L’Istat certifica che la povertà assoluta è in rapida crescita nel nostro Paese. Nel 2020, con 5,6 milioni di persone povere (due milioni di famiglie, cioè il 7,7 per cento del totale, in crescita dal 6,4 per cento del 2019), abbiamo stabilito il record dal 2005, inizio delle serie storiche. A questi numeri occorre aggiungere la povertà relativa: le famiglie in povertà relativa sono poco più di 2,6 milioni, qui va un po’ meglio, passando la percentuale dall’11,4 al 10,1 per cento in un anno.

L’incidenza dei cittadini stranieri nella povertà assoluta è rilevante: lo sono il 29,3 per cento, mentre tra gli italiani siamo al 7,5 per cento.

Sono numeri che ogni politico dovrebbe avere in cima alla propria agenda: un Paese civile non può ignorare questo dato.

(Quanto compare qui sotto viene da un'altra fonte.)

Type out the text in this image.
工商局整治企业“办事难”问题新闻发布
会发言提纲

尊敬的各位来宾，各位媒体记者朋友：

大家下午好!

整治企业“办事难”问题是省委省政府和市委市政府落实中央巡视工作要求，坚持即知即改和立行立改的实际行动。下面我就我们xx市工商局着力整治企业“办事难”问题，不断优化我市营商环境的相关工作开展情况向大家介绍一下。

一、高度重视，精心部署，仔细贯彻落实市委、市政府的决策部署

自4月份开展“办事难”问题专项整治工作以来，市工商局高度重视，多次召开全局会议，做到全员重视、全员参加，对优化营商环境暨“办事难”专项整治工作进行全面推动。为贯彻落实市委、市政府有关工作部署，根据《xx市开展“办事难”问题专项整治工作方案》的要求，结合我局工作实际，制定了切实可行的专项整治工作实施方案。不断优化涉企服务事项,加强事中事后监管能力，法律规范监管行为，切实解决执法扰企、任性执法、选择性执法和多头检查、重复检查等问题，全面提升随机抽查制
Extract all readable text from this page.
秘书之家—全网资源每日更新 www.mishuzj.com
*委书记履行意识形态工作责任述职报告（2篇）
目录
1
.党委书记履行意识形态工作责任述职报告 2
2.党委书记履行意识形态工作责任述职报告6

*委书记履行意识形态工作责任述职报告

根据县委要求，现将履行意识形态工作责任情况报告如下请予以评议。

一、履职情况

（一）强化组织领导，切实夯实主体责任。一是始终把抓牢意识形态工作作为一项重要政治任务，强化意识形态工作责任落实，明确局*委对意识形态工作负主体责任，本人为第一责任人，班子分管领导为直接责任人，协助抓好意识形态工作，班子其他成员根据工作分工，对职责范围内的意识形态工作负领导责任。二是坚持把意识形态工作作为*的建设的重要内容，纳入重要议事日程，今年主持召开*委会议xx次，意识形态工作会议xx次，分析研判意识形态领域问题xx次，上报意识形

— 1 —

Tra l’altro, andando nel dettaglio si scoprono due realtà che dovrebbero accentuare l’attenzione e le preoccupazioni: il peggioramento è soprattutto nel Nord Italia e riguarda principalmente le fasce d’età più giovani. Sono due indicatori che fanno suonare il campanello d’allarme per il futuro.

L’ex premier Conte, nelle ultime ore, ha rivendicato la bontà del “suo” reddito di cittadinanza. Certamente è un contributo che allevia tante situazioni di bisogno. Tuttavia l’intervento non può essere unicamente assistenziale, perché equivale alla classica toppa su un buco che si allarga. Servono provvedimenti strutturali. E per evitare che una quota sempre più rilevante di italiani sopravviva, di fatto, grazie al sostegno dell’altra parte del Paese, accentuando anche la conflittualità sociale, occorre rilanciare la crescita, che equivale a inclusione e lavoro.

Il ruolo dell’imprenditoria, in questo senso, è essenziale. L’Italia del boom ha visto la nascita e l’affermazione di un altissimo numero di imprese che hanno imposto il “made in Italy” nel mondo. Negli ultimi anni la mancanza di politiche industriali – ed economiche in genere – ha portato alla desertificazione e alla svendita di buona parte del tessuto produttivo nazionale. Siamo stati incapaci, in buona parte, di innovare, di internazionalizzare, di vincere la sfida della mondializzazione.

L’occasione del Recovery deve servire principalmente per veri investimenti per il futuro, a cominciare dalle infrastrutture e dal “fare impresa” e non per l’ennesimo spreco di risorse in favore dei soliti gruppi affaristici territoriali. Dobbiamo prendere coscienza che siamo di fronte ad un’opportunità che difficilmente si ripresenterà nei prossimi anni.